Trial’s new data warehouse solution, based on Pivotal Greenplum, ensures approximately 6 terabytes of effective storage volume. It is designed to allow Trial to add segment servers as required, expanding its processing and storage volume as it opens new retail outlets over the next five years. Because every primary segment instance has a corresponding mirror segment instance, Trial can count on high availability during server failure. The database will stay online in the event that the mirror segment ever takes over from an unavailable primary segment. This functionality will be critical in helping Trial support its distribution and logistical operations and maintain supply to its retail outlets.

Faster Processing Speeds

Since going live on Pivotal Greenplum, Trial has significantly improved its data analysis task run times, with processing speeds increasing by up to 250 times for some applications. These faster results are driving more efficient decision-making — even on the mobile handset PACER, which Trial uses as an information terminal, workstation and phone. Employees who are tasked with accessing specific data have improved their mobility by retrieving the information directly from the handsets at five times the speed of using client PCs.

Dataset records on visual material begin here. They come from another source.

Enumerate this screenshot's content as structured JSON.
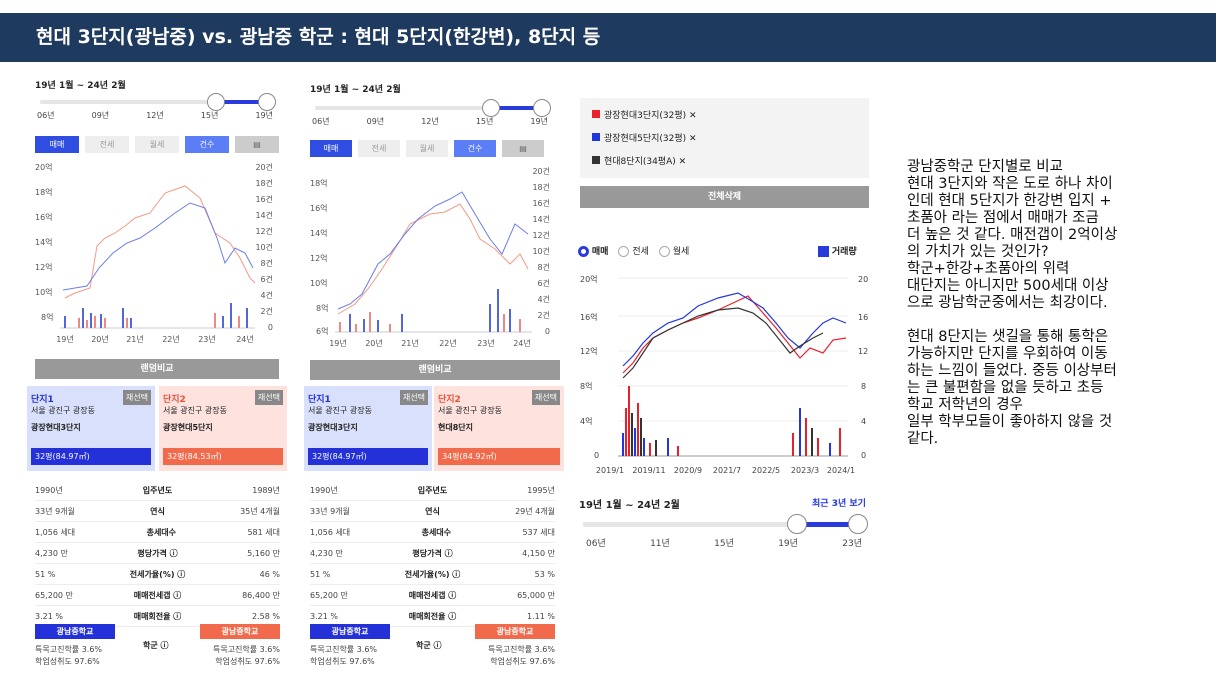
{
  "title": "현대 3단지(광남중) vs. 광남중 학군 : 현대 5단지(한강변), 8단지 등",
  "left": {
    "period": "19년 1월 ~ 24년 2월",
    "slider_ticks": [
      "06년",
      "09년",
      "12년",
      "15년",
      "19년"
    ],
    "tabs": [
      "매매",
      "전세",
      "월세",
      "건수"
    ],
    "y_left": [
      "20억",
      "18억",
      "16억",
      "14억",
      "12억",
      "10억",
      "8억"
    ],
    "y_right": [
      "20건",
      "18건",
      "16건",
      "14건",
      "12건",
      "10건",
      "8건",
      "6건",
      "4건",
      "2건",
      "0"
    ],
    "x": [
      "19년",
      "20년",
      "21년",
      "22년",
      "23년",
      "24년"
    ],
    "rank_btn": "랜덤비교",
    "c1": {
      "tag": "단지1",
      "re": "재선택",
      "addr": "서울 광진구 광장동",
      "name": "광장현대3단지",
      "size": "32평(84.97㎡)"
    },
    "c2": {
      "tag": "단지2",
      "re": "재선택",
      "addr": "서울 광진구 광장동",
      "name": "광장현대5단지",
      "size": "32평(84.53㎡)"
    },
    "stats": [
      [
        "1990년",
        "입주년도",
        "1989년"
      ],
      [
        "33년 9개월",
        "연식",
        "35년 4개월"
      ],
      [
        "1,056 세대",
        "총세대수",
        "581 세대"
      ],
      [
        "4,230 만",
        "평당가격 ⓘ",
        "5,160 만"
      ],
      [
        "51 %",
        "전세가율(%) ⓘ",
        "46 %"
      ],
      [
        "65,200 만",
        "매매전세갭 ⓘ",
        "86,400 만"
      ],
      [
        "3.21 %",
        "매매회전율 ⓘ",
        "2.58 %"
      ]
    ],
    "school": {
      "a": "광남중학교",
      "b": "광남중학교",
      "label": "학군 ⓘ",
      "l1": "특목고진학률 3.6%",
      "l2": "학업성취도 97.6%",
      "r1": "특목고진학률 3.6%",
      "r2": "학업성취도 97.6%"
    }
  },
  "mid": {
    "period": "19년 1월 ~ 24년 2월",
    "slider_ticks": [
      "06년",
      "09년",
      "12년",
      "15년",
      "19년"
    ],
    "tabs": [
      "매매",
      "전세",
      "월세",
      "건수"
    ],
    "y_left": [
      "18억",
      "16억",
      "14억",
      "12억",
      "10억",
      "8억",
      "6억"
    ],
    "y_right": [
      "20건",
      "18건",
      "16건",
      "14건",
      "12건",
      "10건",
      "8건",
      "6건",
      "4건",
      "2건",
      "0"
    ],
    "x": [
      "19년",
      "20년",
      "21년",
      "22년",
      "23년",
      "24년"
    ],
    "rank_btn": "랜덤비교",
    "c1": {
      "tag": "단지1",
      "re": "재선택",
      "addr": "서울 광진구 광장동",
      "name": "광장현대3단지",
      "size": "32평(84.97㎡)"
    },
    "c2": {
      "tag": "단지2",
      "re": "재선택",
      "addr": "서울 광진구 광장동",
      "name": "현대8단지",
      "size": "34평(84.92㎡)"
    },
    "stats": [
      [
        "1990년",
        "입주년도",
        "1995년"
      ],
      [
        "33년 9개월",
        "연식",
        "29년 4개월"
      ],
      [
        "1,056 세대",
        "총세대수",
        "537 세대"
      ],
      [
        "4,230 만",
        "평당가격 ⓘ",
        "4,150 만"
      ],
      [
        "51 %",
        "전세가율(%) ⓘ",
        "53 %"
      ],
      [
        "65,200 만",
        "매매전세갭 ⓘ",
        "65,000 만"
      ],
      [
        "3.21 %",
        "매매회전율 ⓘ",
        "1.11 %"
      ]
    ],
    "school": {
      "a": "광남중학교",
      "b": "광남중학교",
      "label": "학군 ⓘ",
      "l1": "특목고진학률 3.6%",
      "l2": "학업성취도 97.6%",
      "r1": "특목고진학률 3.6%",
      "r2": "학업성취도 97.6%"
    }
  },
  "right": {
    "legend": [
      "광장현대3단지(32평) ✕",
      "광장현대5단지(32평) ✕",
      "현대8단지(34평A) ✕"
    ],
    "legend_colors": [
      "#e8202a",
      "#2236e0",
      "#333333"
    ],
    "clear_btn": "전체삭제",
    "radios": [
      "매매",
      "전세",
      "월세"
    ],
    "volume": "거래량",
    "y_left": [
      "20억",
      "16억",
      "12억",
      "8억",
      "4억",
      "0"
    ],
    "y_right": [
      "20",
      "16",
      "12",
      "8",
      "4",
      "0"
    ],
    "x": [
      "2019/1",
      "2019/11",
      "2020/9",
      "2021/7",
      "2022/5",
      "2023/3",
      "2024/1"
    ],
    "period": "19년 1월 ~ 24년 2월",
    "recent": "최근 3년 보기",
    "slider_ticks": [
      "06년",
      "11년",
      "15년",
      "19년",
      "23년"
    ]
  },
  "note": {
    "p1": [
      "광남중학군 단지별로 비교",
      "현대 3단지와 작은 도로 하나 차이",
      "인데 현대 5단지가 한강변 입지 +",
      "초품아 라는 점에서 매매가 조금",
      "더 높은 것 같다. 매전갭이 2억이상",
      "의 가치가 있는 것인가?",
      "학군+한강+초품아의 위력",
      "대단지는 아니지만 500세대 이상",
      "으로 광남학군중에서는 최강이다."
    ],
    "p2": [
      "현대 8단지는 샛길을 통해 통학은",
      "가능하지만 단지를 우회하여 이동",
      "하는 느낌이 들었다. 중등 이상부터",
      "는 큰 불편함을 없을 듯하고 초등",
      "학교 저학년의 경우",
      "일부 학부모들이 좋아하지 않을 것",
      "같다."
    ]
  }
}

Reduced Space Requirements

Due to in-database compression with the highly efficient Pivotal Greenplum, Trial has not only increased performance, but also dramatically reduced the space it needs to store data. The company has achieved a 70 percent disk space reduction, taking 2 terabytes of data down to 600 gigabytes, after migrating to Pivotal Greenplum.

Conclusion

With Pivotal Greenplum, Trial is now conducting an extensive range of complex analytical tasks that were previously impossible for the company. “Before Pivotal Greenplum, we couldn’t undertake accurate tracking of popular products by region because our old solution couldn’t produce a complete customer distribution chart,” says Murano.

Trial now has access to real-time competitive data that is improving strategic decision-making and supporting the company’s move toward complete self-sufficiency within its supply chain. “By making use of cutting-edge IT systems, like Pivotal Greenplum, we’re striving to achieve in one year the type of change it takes a conventional company 10 years to achieve,” concludes Hiroshi Yamanaka, Division Director, Data Systems Division, Management Head Office.